Another area to review would be escalation clauses, which guarantee a change in agreed price if the value of materials goes beyond the original contract terms and authorizes a contractor to claim a higher value.

Construction Materials3. Re-evaluate Construction Materials

Many construction industry insiders are wondering whether construction costs go down in 2023 and how they can better control costs in light of the looming recession. At the moment, the industry is mixed on what may happen given demand is still high for new home construction and there is plenty of government money available for projects in the public sector.

Nonetheless, now is probably a great time to invite your engineers and architects to review materials lists and compare them with current availability to see if any changes might be in order. Doing so could mean the difference between finishing on time and on budget, or not.

4. Anticipate Supply Chain Shortages

If the past two years haven’t already altered your materials buying processes, now is the time to start. Shortages of HVAC equipment, delays of kitchen cabinet hardware, and insulation and a host of other materials have frustrated contractors and delayed projects during the lockdown.

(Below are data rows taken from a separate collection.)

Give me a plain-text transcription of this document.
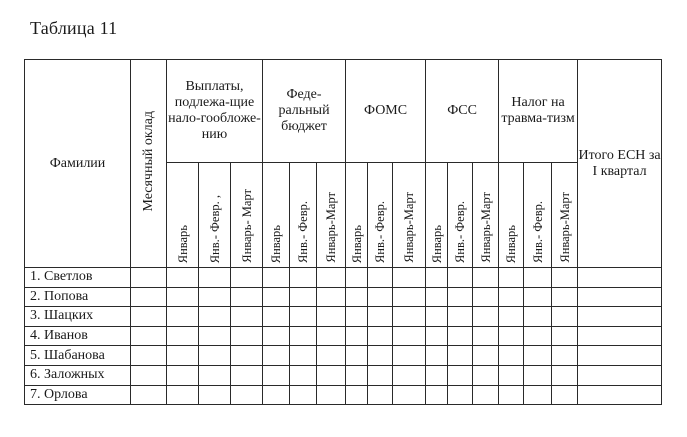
Таблица 11
Фамилии	Месячный оклад	Выплаты, подлежа-щие нало-гообложе-нию			Феде-ральный бюджет			ФОМС			ФСС			Налог на травма-тизм			Итого ЕСН за I квартал
		Январь	Янв.- Февр. ,	Январь- Март	Январь	Янв.- Февр.	Январь-Март	Январь	Янв.- Февр.	Январь-Март	Январь	Янв.- Февр.	Январь-Март	Январь	Янв.- Февр.	Январь-Март	
1. Светлов																	
2. Попова																	
3. Шацких																	
4. Иванов																	
5. Шабанова																	
6. Заложных																	
7. Орлова																	
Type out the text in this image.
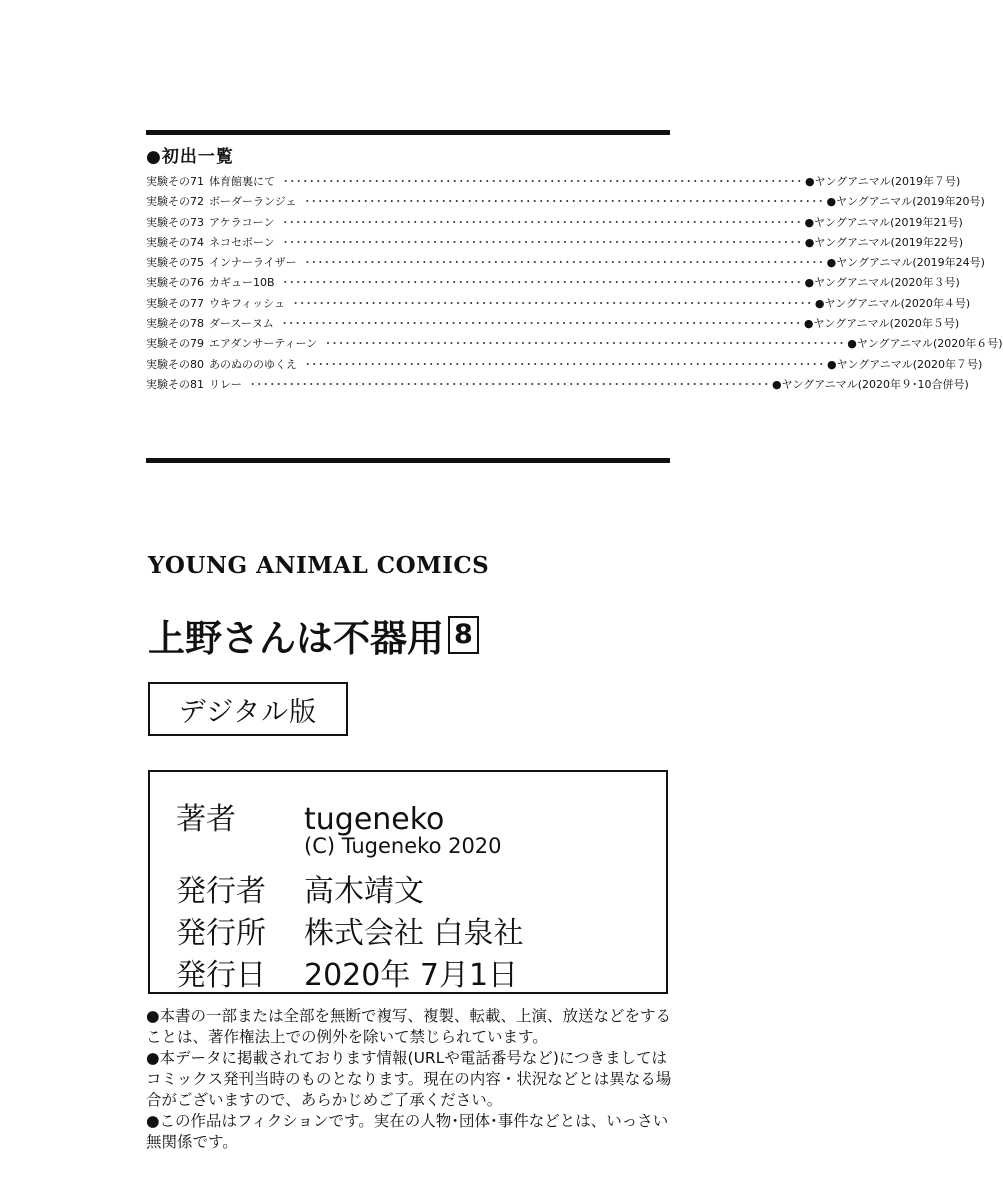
●初出一覧
実験その71 体育館裏にて ････････････････････････････････････････････････････････････････････････････････ ●ヤングアニマル(2019年７号)
実験その72 ボーダーランジェ ････････････････････････････････････････････････････････････････････････････････ ●ヤングアニマル(2019年20号)
実験その73 アケラコーン ････････････････････････････････････････････････････････････････････････････････ ●ヤングアニマル(2019年21号)
実験その74 ネコセボーン ････････････････････････････････････････････････････････････････････････････････ ●ヤングアニマル(2019年22号)
実験その75 インナーライザー ････････････････････････････････････････････････････････････････････････････････ ●ヤングアニマル(2019年24号)
実験その76 カギュー10B ････････････････････････････････････････････････････････････････････････････････ ●ヤングアニマル(2020年３号)
実験その77 ウキフィッシュ ････････････････････････････････････････････････････････････････････････････････ ●ヤングアニマル(2020年４号)
実験その78 ダースーヌム ････････････････････････････････････････････････････････････････････････････････ ●ヤングアニマル(2020年５号)
実験その79 エアダンサーティーン ････････････････････････････････････････････････････････････････････････････････ ●ヤングアニマル(2020年６号)
実験その80 あのぬののゆくえ ････････････････････････････････････････････････････････････････････････････････ ●ヤングアニマル(2020年７号)
実験その81 リレー ････････････････････････････････････････････････････････････････････････････････ ●ヤングアニマル(2020年９･10合併号)
YOUNG ANIMAL COMICS
上野さんは不器用 8
デジタル版
著者	tugeneko
(C) Tugeneko 2020
発行者	高木靖文
発行所	株式会社 白泉社
発行日	2020年 7月1日
●本書の一部または全部を無断で複写、複製、転載、上演、放送などをすることは、著作権法上での例外を除いて禁じられています。
●本データに掲載されております情報(URLや電話番号など)につきましてはコミックス発刊当時のものとなります。現在の内容・状況などとは異なる場合がございますので、あらかじめご了承ください。
●この作品はフィクションです。実在の人物･団体･事件などとは、いっさい無関係です。
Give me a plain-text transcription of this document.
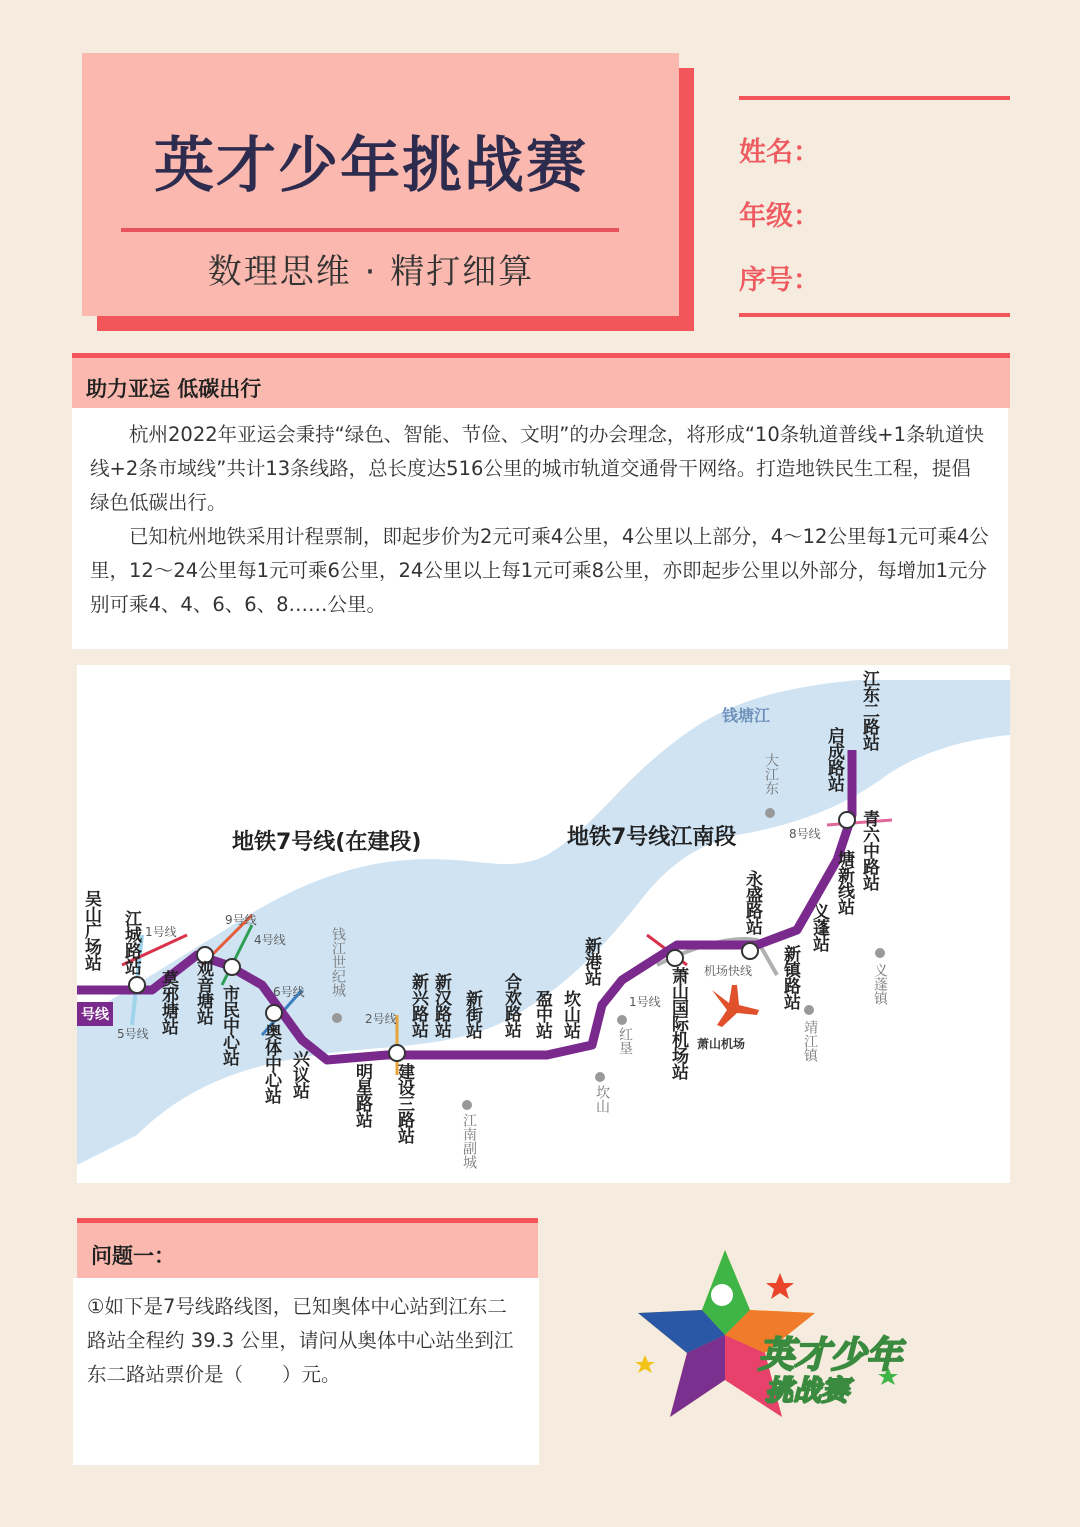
英才少年挑战赛
数理思维 · 精打细算
姓名：
年级：
序号：
助力亚运 低碳出行

杭州2022年亚运会秉持“绿色、智能、节俭、文明”的办会理念，将形成“10条轨道普线+1条轨道快线+2条市域线”共计13条线路，总长度达516公里的城市轨道交通骨干网络。打造地铁民生工程，提倡绿色低碳出行。

已知杭州地铁采用计程票制，即起步价为2元可乘4公里，4公里以上部分，4～12公里每1元可乘4公里，12～24公里每1元可乘6公里，24公里以上每1元可乘8公里，亦即起步公里以外部分，每增加1元分别可乘4、4、6、6、8……公里。

钱塘江
地铁7号线(在建段)	地铁7号线江南段
吴山广场站 江城路站
莫邪塘站 观音塘站 市民中心站 奥体中心站 兴议站	明星路站 建设三路站
新兴路站 新汉路站 新街站 合欢路站 盈中站 坎山站
新港站
萧山国际机场站
永盛路站
新镇路站
义蓬站
塘新线站 青六中路站
启成路站
江东二路站
钱江世纪城
江南副城
红垦
坎山
大江东
义蓬镇
靖江镇
1号线
5号线
9号线
4号线
6号线
2号线
1号线
机场快线
8号线
号线
萧山机场
问题一：

①如下是7号线路线图，已知奥体中心站到江东二路站全程约 39.3 公里，请问从奥体中心站坐到江东二路站票价是（　　）元。	英才少年
挑战赛
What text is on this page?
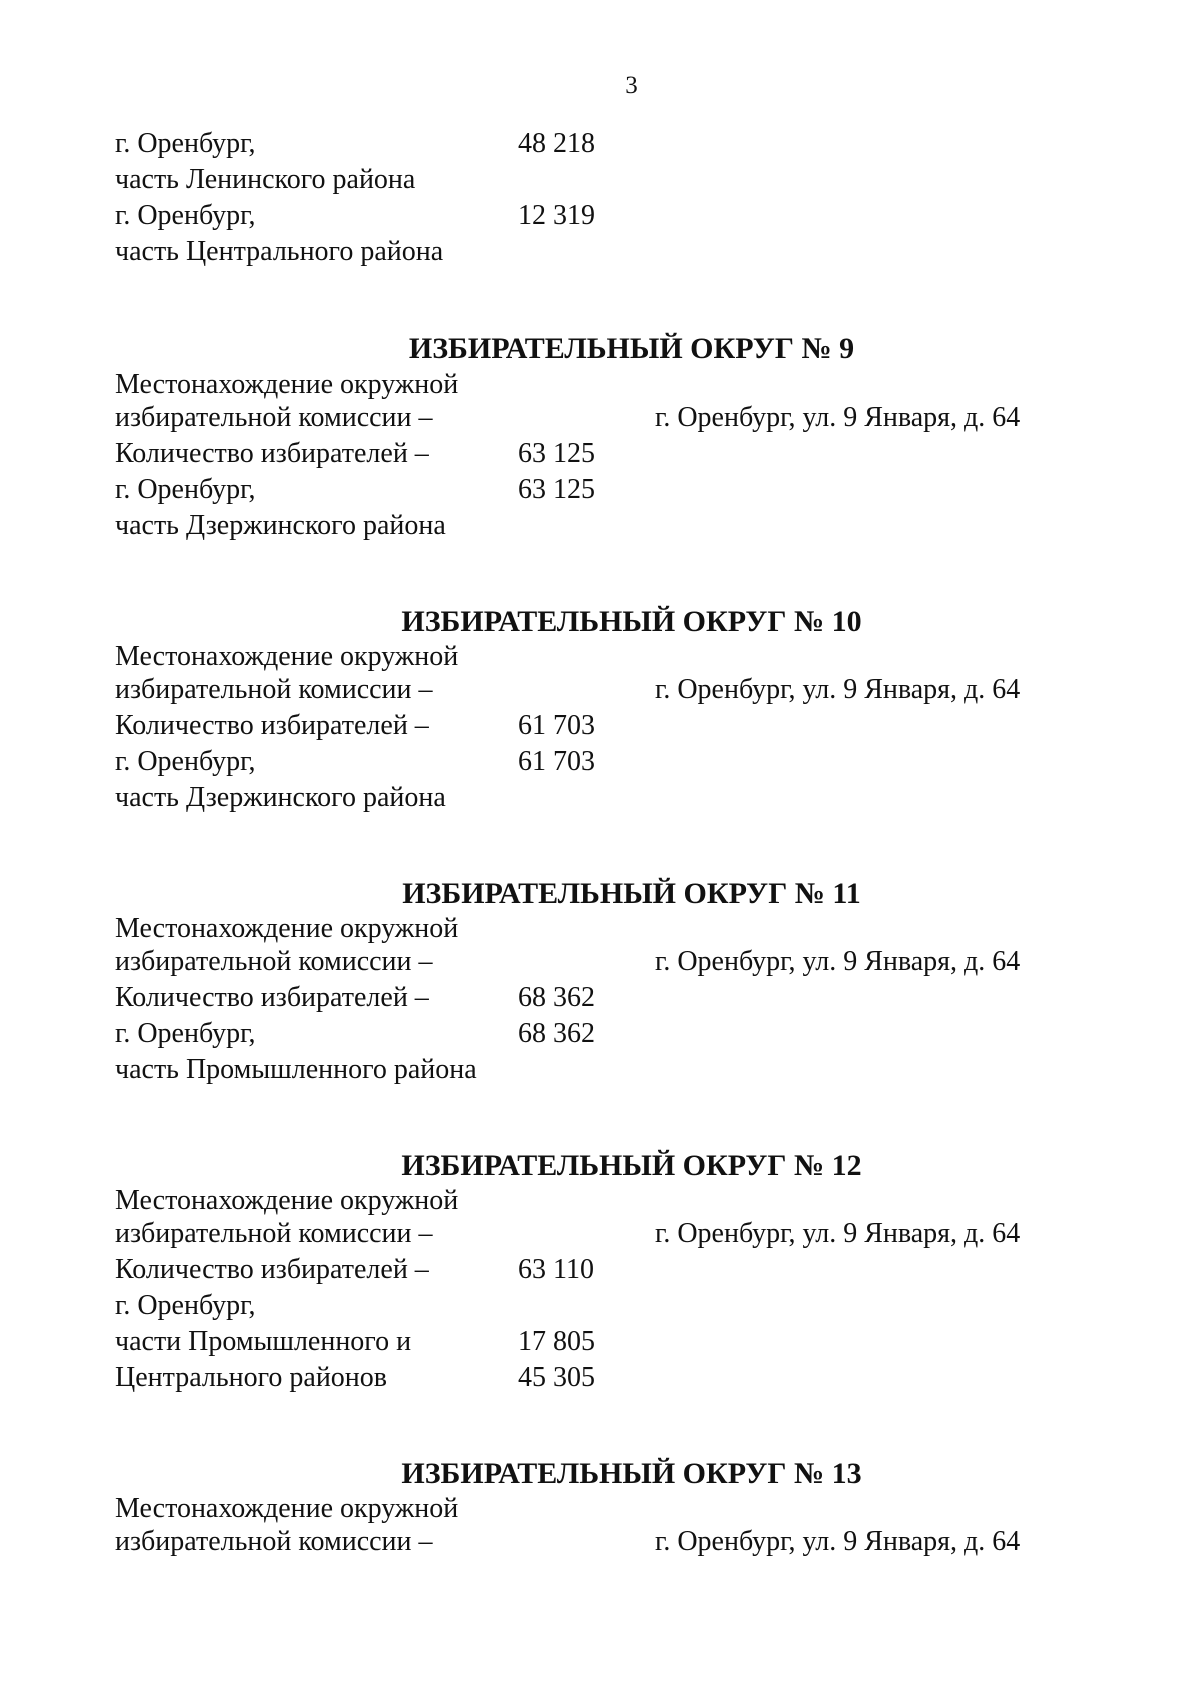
3
г. Оренбург,	48 218
часть Ленинского района
г. Оренбург,	12 319
часть Центрального района
ИЗБИРАТЕЛЬНЫЙ ОКРУГ № 9
Местонахождение окружной
избирательной комиссии –	г. Оренбург, ул. 9 Января, д. 64
Количество избирателей –	63 125
г. Оренбург,	63 125
часть Дзержинского района
ИЗБИРАТЕЛЬНЫЙ ОКРУГ № 10
Местонахождение окружной
избирательной комиссии –	г. Оренбург, ул. 9 Января, д. 64
Количество избирателей –	61 703
г. Оренбург,	61 703
часть Дзержинского района
ИЗБИРАТЕЛЬНЫЙ ОКРУГ № 11
Местонахождение окружной
избирательной комиссии –	г. Оренбург, ул. 9 Января, д. 64
Количество избирателей –	68 362
г. Оренбург,	68 362
часть Промышленного района
ИЗБИРАТЕЛЬНЫЙ ОКРУГ № 12
Местонахождение окружной
избирательной комиссии –	г. Оренбург, ул. 9 Января, д. 64
Количество избирателей –	63 110
г. Оренбург,
части Промышленного и	17 805
Центрального районов	45 305
ИЗБИРАТЕЛЬНЫЙ ОКРУГ № 13
Местонахождение окружной
избирательной комиссии –	г. Оренбург, ул. 9 Января, д. 64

Consider keeping an engineer or architect on retainer in anticipation of material changes so you aren’t waiting on approvals. Make sure to keep detailed records on the agreed upon materials, and records of the substitution. Read this blog post on construction supply chain shortages, to learn how to better manage that paperwork.

If you aren’t already ordering materials as early as possible, now might be the best time to ask your contractors to start. Remember when you do this, you may have to pay to store and insure them, so keep that in mind when reviewing your budget.

5. Have Cash on Hand

Well established construction firms that have weathered recessions previously know that being prepared for a recession includes beefing up cash reserves to get through hard times. Just like personal finance gurus who suggest individuals create a 6-month emergency fund, construction firms and owners should likewise have enough reserves to cover operating expenses and overhead for a few months.

Strategize6. Strategize for If Backlogs Disappear

Just because you may have a backlog of projects doesn’t mean you can avoid a downturn. During the last recession, many firms watched backlogs of nine to 12 months disappear overnight when financing evaporated and projects were put on hold or canceled. Create a strategy so you have work coming in if some of your backlog disappears.

7. Retain Your Crew

Surviving a recession requires your best workers. Make sure you are offering competitive wages and incentives so they don’t jump ship for better compensation. Newer workers don’t have the experience or may not have built up the skills of your veteran staff, so make sure they know you value them. Trimble, among other construction leaders, understands that the industry must take proactive steps to recruit, retain and advance diverse talent by embracing DEI or diversity, equity and inclusion.

Be Prepared

Rather than wondering what happens to the construction industry during a recession, be proactive and take the steps needed to make sure your firm is one of the survivors and thrives during a recession. Remember, if you are properly prepared, you won’t be easily surprised.

The construction industry has numerous opportunities for growth and improvement,even during a recession. By bringing together your workforce, developing contingencies and leveraging technology, your organization is on its way to a preparedness plan for the future.